As we have pointed out, and as Tom Angotti's study underscores, there are 225 different businesses at the Point employing around 2,000 workers. A high percentage of the firms are owned by immigrant entrepreneurs, and they in turn service the immigrant communities of Queens. In addition, the area has been pointedly neglected by the city government, to the extent that the businesses would be justified to sue for theft of services-given the fact that the "blight" that is clearly evident is directly attributable to the failure of the city to maintain the neighborhood.
What Willets Point represents, much as the Bronx Terminal Market did, is the vibrancy of minority entrepreneurs. It's too bad that the mayor, who so often praises the contribution of immigrants to New York, can't walk the walk when it comes to immigrant businesses. Instead, he is quick to give them the hook when he friends in the real estate community come salivating.

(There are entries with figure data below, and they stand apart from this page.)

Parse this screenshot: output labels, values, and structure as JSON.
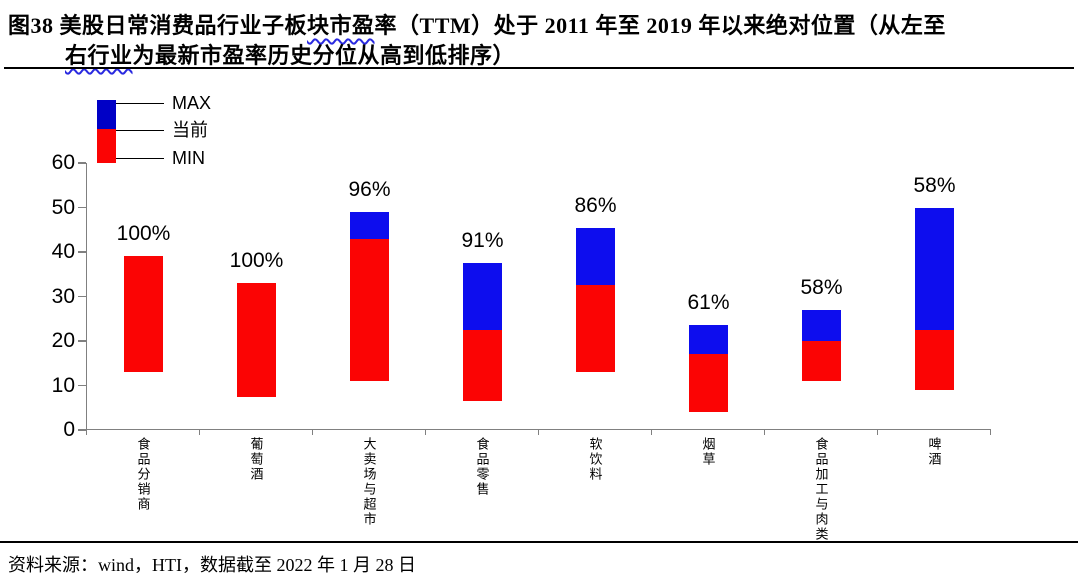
{
  "figure": {
    "title_line1_pre": "图38 美股日常消费品行业子板",
    "title_line1_wavy": "块市盈",
    "title_line1_post": "率（TTM）处于 2011 年至 2019 年以来绝对位置（从左至",
    "title_line2_wavy": "右行业",
    "title_line2_post": "为最新市盈率历史分位从高到低排序）",
    "source": "资料来源：wind，HTI，数据截至 2022 年 1 月 28 日"
  },
  "legend": {
    "max_label": "MAX",
    "current_label": "当前",
    "min_label": "MIN"
  },
  "colors": {
    "red": "#fb0404",
    "bar_blue": "#0d0dee",
    "legend_blue": "#0000c6",
    "axis": "#808080",
    "text": "#000000"
  },
  "chart_data": {
    "type": "bar",
    "title": "美股日常消费品行业子板块市盈率（TTM）处于2011年至2019年以来绝对位置（从左至右行业为最新市盈率历史分位从高到低排序）",
    "categories": [
      "食品分销商",
      "葡萄酒",
      "大卖场与超市",
      "食品零售",
      "软饮料",
      "烟草",
      "食品加工与肉类",
      "啤酒"
    ],
    "series": [
      {
        "name": "MIN",
        "values": [
          13,
          7.5,
          11,
          6.5,
          13,
          4,
          11,
          9
        ]
      },
      {
        "name": "当前",
        "values": [
          39,
          33,
          43,
          22.5,
          32.5,
          17,
          20,
          22.5
        ]
      },
      {
        "name": "MAX",
        "values": [
          39,
          33,
          49,
          37.5,
          45.5,
          23.5,
          27,
          50
        ]
      }
    ],
    "bar_labels": [
      "100%",
      "100%",
      "96%",
      "91%",
      "86%",
      "61%",
      "58%",
      "58%"
    ],
    "xlabel": "",
    "ylabel": "",
    "ylim": [
      0,
      60
    ],
    "yticks": [
      0,
      10,
      20,
      30,
      40,
      50,
      60
    ],
    "grid": false,
    "legend_position": "top-left"
  }
}
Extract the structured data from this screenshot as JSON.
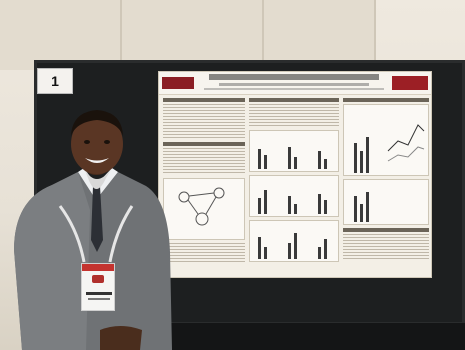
{
  "board": {
    "number": "1"
  }
}
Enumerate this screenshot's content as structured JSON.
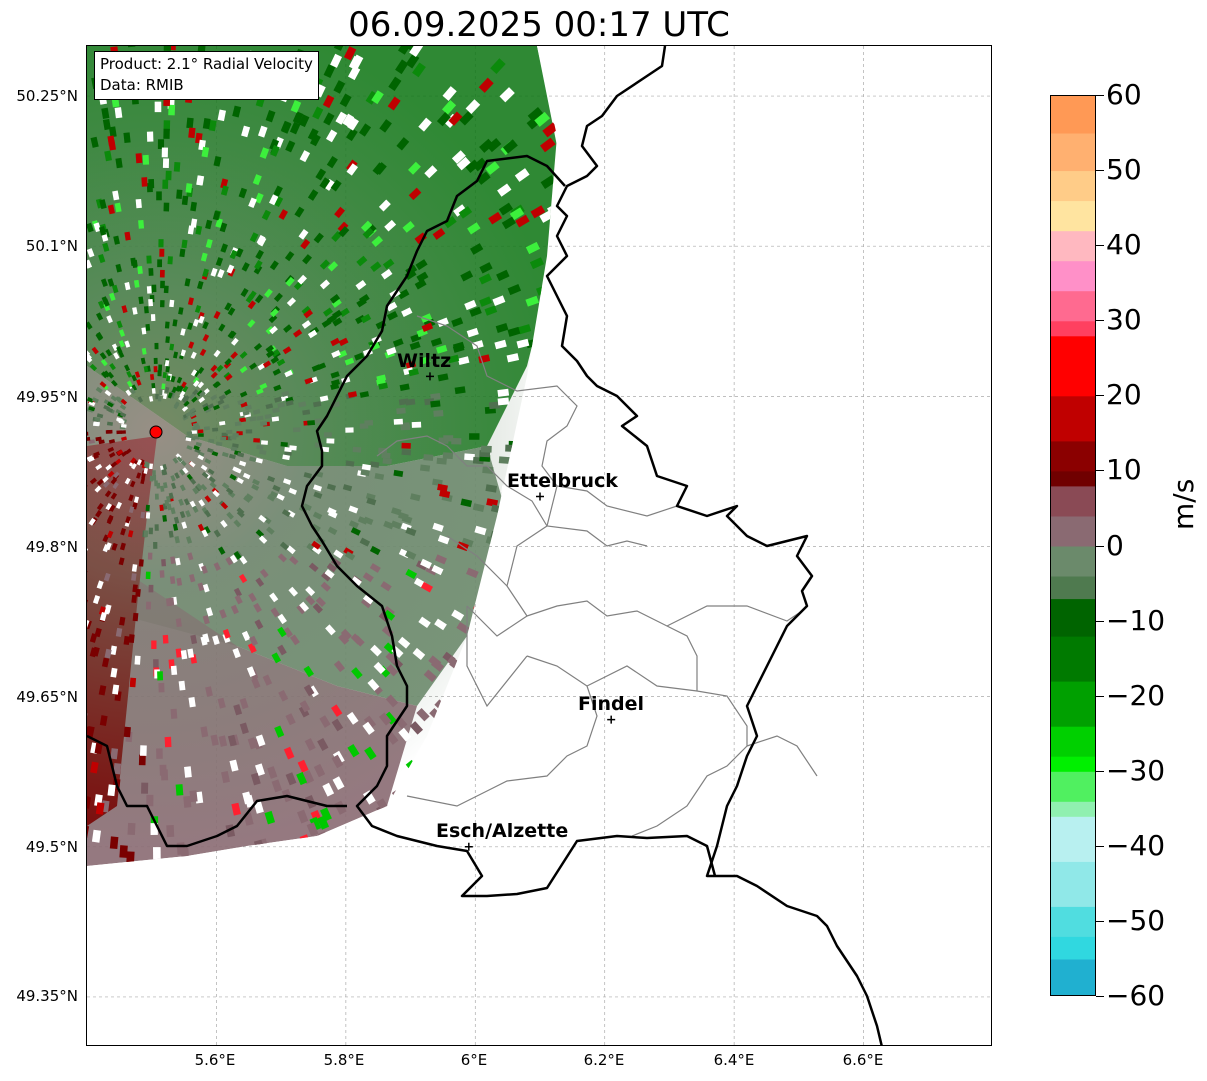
{
  "title": "06.09.2025 00:17 UTC",
  "info": {
    "product": "Product: 2.1° Radial Velocity",
    "source": "Data: RMIB"
  },
  "map": {
    "lon_range": [
      5.4,
      6.8
    ],
    "lat_range": [
      49.3,
      50.3
    ],
    "lat_ticks": [
      "50.25°N",
      "50.1°N",
      "49.95°N",
      "49.8°N",
      "49.65°N",
      "49.5°N",
      "49.35°N"
    ],
    "lon_ticks": [
      "5.6°E",
      "5.8°E",
      "6°E",
      "6.2°E",
      "6.4°E",
      "6.6°E"
    ],
    "grid": true,
    "radar_site": {
      "lon": 5.505,
      "lat": 49.915
    },
    "cities": [
      {
        "name": "Wiltz",
        "lon": 5.93,
        "lat": 49.97
      },
      {
        "name": "Ettelbruck",
        "lon": 6.1,
        "lat": 49.85
      },
      {
        "name": "Findel",
        "lon": 6.21,
        "lat": 49.627
      },
      {
        "name": "Esch/Alzette",
        "lon": 5.99,
        "lat": 49.5
      }
    ],
    "colors": {
      "dark_green": "#006400",
      "grey_green": "#5f7f5f",
      "mauve": "#8a6a72",
      "dark_red": "#7a0000",
      "bright_green": "#00e000",
      "border": "#000000",
      "canton_lines": "#808080"
    }
  },
  "colorbar": {
    "label": "m/s",
    "range": [
      -60,
      60
    ],
    "tick_labels": [
      "60",
      "50",
      "40",
      "30",
      "20",
      "10",
      "0",
      "−10",
      "−20",
      "−30",
      "−40",
      "−50",
      "−60"
    ]
  }
}
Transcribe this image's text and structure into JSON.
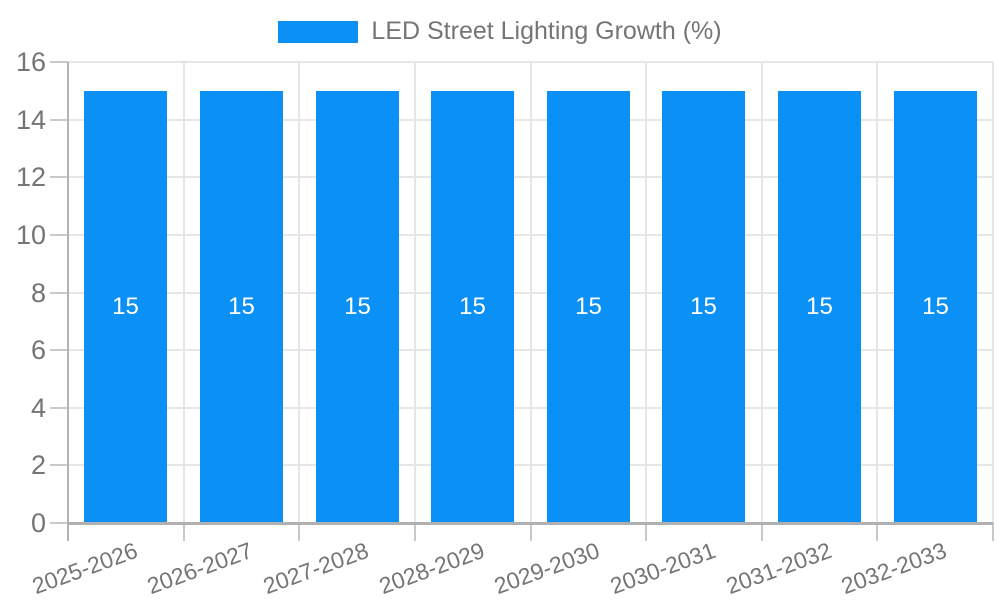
{
  "chart_data": {
    "type": "bar",
    "title": "LED Street Lighting Growth (%)",
    "categories": [
      "2025-2026",
      "2026-2027",
      "2027-2028",
      "2028-2029",
      "2029-2030",
      "2030-2031",
      "2031-2032",
      "2032-2033"
    ],
    "values": [
      15,
      15,
      15,
      15,
      15,
      15,
      15,
      15
    ],
    "bar_value_labels": [
      "15",
      "15",
      "15",
      "15",
      "15",
      "15",
      "15",
      "15"
    ],
    "ylim": [
      0,
      16
    ],
    "yticks": [
      0,
      2,
      4,
      6,
      8,
      10,
      12,
      14,
      16
    ],
    "ytick_labels": [
      "0",
      "2",
      "4",
      "6",
      "8",
      "10",
      "12",
      "14",
      "16"
    ],
    "xlabel": "",
    "ylabel": "",
    "grid": true,
    "x_label_rotation_deg": -20,
    "legend": {
      "position": "top",
      "label": "LED Street Lighting Growth (%)"
    },
    "colors": {
      "bar": "#0b90f5",
      "bar_value_label": "#ffffff",
      "axis_text": "#757575",
      "grid_line": "#e6e6e6",
      "tick_line": "#c9c9c9",
      "baseline": "#b0b0b0",
      "axis_line": "#b3b3b3",
      "background": "#ffffff"
    }
  }
}
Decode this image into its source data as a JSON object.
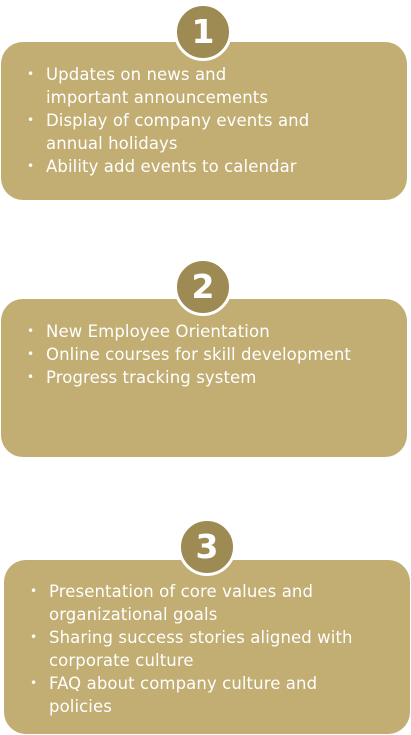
{
  "colors": {
    "card_fill": "#c2ad73",
    "badge_fill": "#9e8a53",
    "text": "#ffffff"
  },
  "steps": [
    {
      "number": "1",
      "items": [
        "Updates on news and\nimportant announcements",
        "Display of company events and\nannual holidays",
        "Ability add events to calendar"
      ]
    },
    {
      "number": "2",
      "items": [
        "New Employee Orientation",
        "Online courses for skill development",
        "Progress tracking system"
      ]
    },
    {
      "number": "3",
      "items": [
        "Presentation of core values and\norganizational goals",
        "Sharing success stories aligned with\ncorporate culture",
        "FAQ about company culture and\npolicies"
      ]
    }
  ]
}
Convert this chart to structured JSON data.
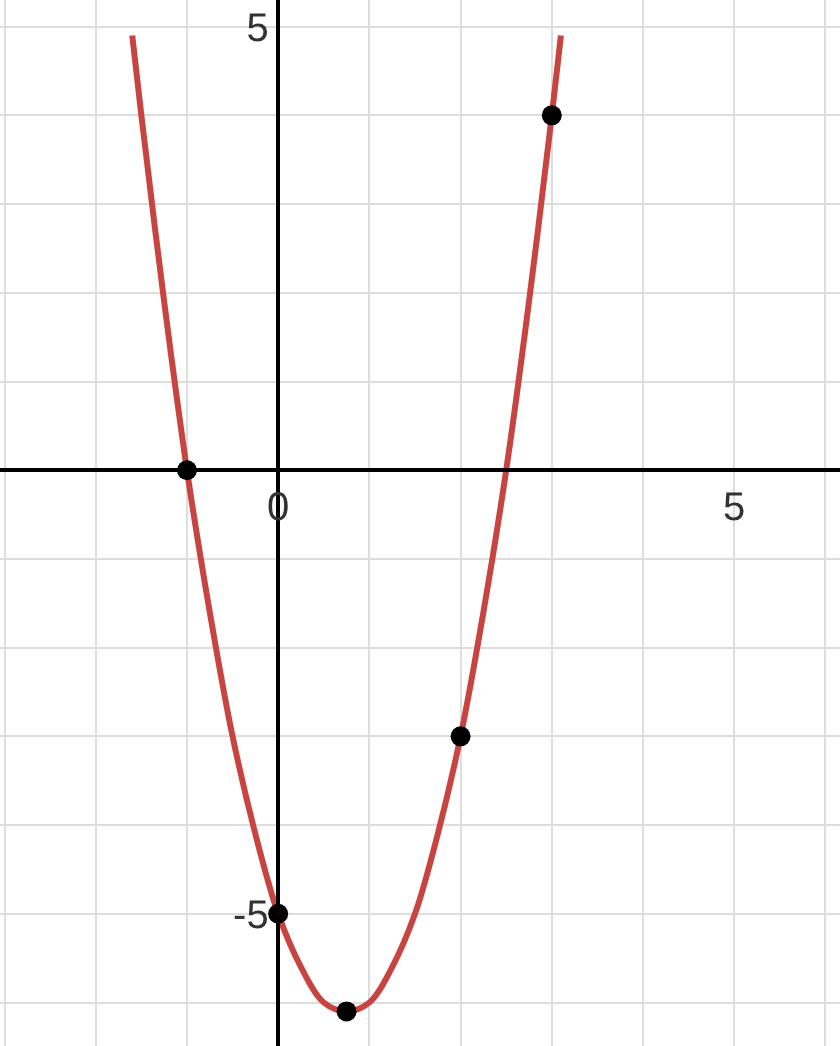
{
  "chart_data": {
    "type": "line",
    "series": [
      {
        "color": "#c74440",
        "marker": "none",
        "x": [
          -1.6,
          -1.5,
          -1.25,
          -1,
          -0.75,
          -0.5,
          -0.25,
          0,
          0.25,
          0.5,
          0.75,
          1,
          1.25,
          1.5,
          1.75,
          2,
          2.25,
          2.5,
          2.75,
          3,
          3.1
        ],
        "values": [
          4.9,
          4,
          1.9,
          0,
          -1.6,
          -3,
          -4.1,
          -5,
          -5.6,
          -6,
          -6.1,
          -6,
          -5.6,
          -5,
          -4.1,
          -3,
          -1.6,
          0,
          1.9,
          4,
          4.9
        ]
      },
      {
        "type": "scatter",
        "color": "#000000",
        "marker": "circle",
        "x": [
          -1,
          0,
          0.75,
          2,
          3
        ],
        "values": [
          0,
          -5,
          -6.1,
          -3,
          4
        ]
      }
    ],
    "xlim": [
      -3.05,
      6.16
    ],
    "ylim": [
      -6.49,
      5.3
    ],
    "xticks": [
      {
        "value": -3,
        "label": null
      },
      {
        "value": -2,
        "label": null
      },
      {
        "value": -1,
        "label": null
      },
      0,
      {
        "value": 1,
        "label": null
      },
      {
        "value": 2,
        "label": null
      },
      {
        "value": 3,
        "label": null
      },
      {
        "value": 4,
        "label": null
      },
      5,
      {
        "value": 6,
        "label": null
      }
    ],
    "yticks": [
      -5,
      {
        "value": -6,
        "label": null
      },
      {
        "value": -4,
        "label": null
      },
      {
        "value": -3,
        "label": null
      },
      {
        "value": -2,
        "label": null
      },
      {
        "value": -1,
        "label": null
      },
      {
        "value": 1,
        "label": null
      },
      {
        "value": 2,
        "label": null
      },
      {
        "value": 3,
        "label": null
      },
      {
        "value": 4,
        "label": null
      },
      5
    ],
    "grid": true
  }
}
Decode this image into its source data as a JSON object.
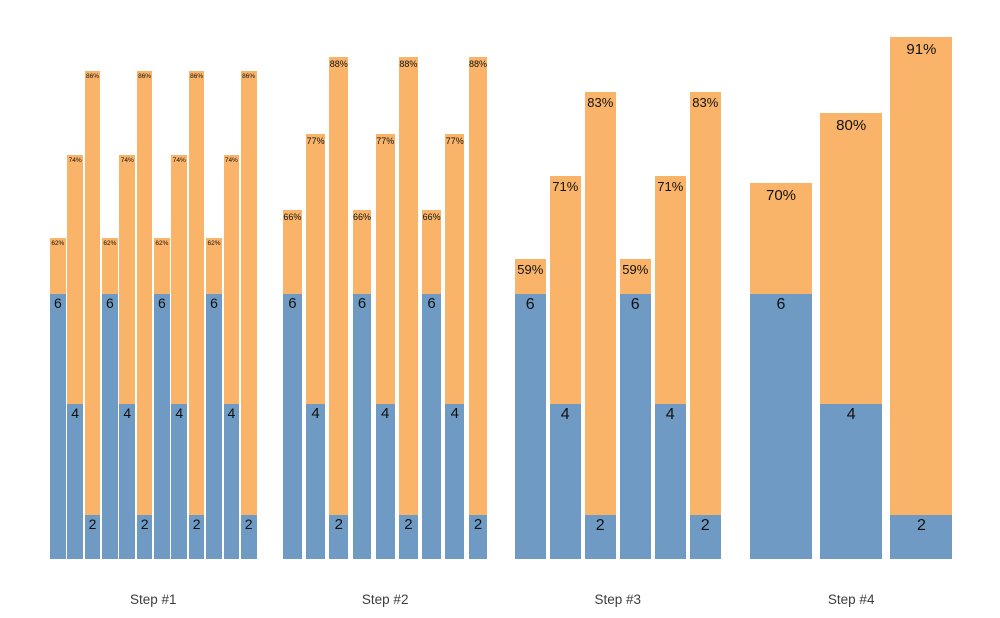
{
  "chart_data": {
    "type": "bar",
    "stacked": true,
    "title": "",
    "legend": null,
    "axes_visible": false,
    "background": "#ffffff",
    "colors": {
      "base_segment": "#6f9ac3",
      "total_segment": "#f9b469",
      "value_label": "#111111",
      "group_label": "#3d3d3d"
    },
    "pct_suffix": "%",
    "groups": [
      {
        "label": "Step #1",
        "bars": [
          {
            "base": 6,
            "total_pct": 62
          },
          {
            "base": 4,
            "total_pct": 74
          },
          {
            "base": 2,
            "total_pct": 86
          },
          {
            "base": 6,
            "total_pct": 62
          },
          {
            "base": 4,
            "total_pct": 74
          },
          {
            "base": 2,
            "total_pct": 86
          },
          {
            "base": 6,
            "total_pct": 62
          },
          {
            "base": 4,
            "total_pct": 74
          },
          {
            "base": 2,
            "total_pct": 86
          },
          {
            "base": 6,
            "total_pct": 62
          },
          {
            "base": 4,
            "total_pct": 74
          },
          {
            "base": 2,
            "total_pct": 86
          }
        ]
      },
      {
        "label": "Step #2",
        "bars": [
          {
            "base": 6,
            "total_pct": 66
          },
          {
            "base": 4,
            "total_pct": 77
          },
          {
            "base": 2,
            "total_pct": 88
          },
          {
            "base": 6,
            "total_pct": 66
          },
          {
            "base": 4,
            "total_pct": 77
          },
          {
            "base": 2,
            "total_pct": 88
          },
          {
            "base": 6,
            "total_pct": 66
          },
          {
            "base": 4,
            "total_pct": 77
          },
          {
            "base": 2,
            "total_pct": 88
          }
        ]
      },
      {
        "label": "Step #3",
        "bars": [
          {
            "base": 6,
            "total_pct": 59
          },
          {
            "base": 4,
            "total_pct": 71
          },
          {
            "base": 2,
            "total_pct": 83
          },
          {
            "base": 6,
            "total_pct": 59
          },
          {
            "base": 4,
            "total_pct": 71
          },
          {
            "base": 2,
            "total_pct": 83
          }
        ]
      },
      {
        "label": "Step #4",
        "bars": [
          {
            "base": 6,
            "total_pct": 70
          },
          {
            "base": 4,
            "total_pct": 80
          },
          {
            "base": 2,
            "total_pct": 91
          }
        ]
      }
    ]
  }
}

The fact remains that the displacement of all of these workers and businesses will not be compensated by the building of a retail mall, luxury housing and a hotel-all in an area where transportation infrastructure is weak (so much for congestion pricing). What's fascinating here is that the Bloombergistas want to ULURP the area before there is a developer selected, which if done, would mean that the City Council would be handing the mayor a carte blanche ticket to ride that would denude the body of its Charter-driven oversight role. It will be fascinating to see how this eminent domain battle will play out as the council term winds down.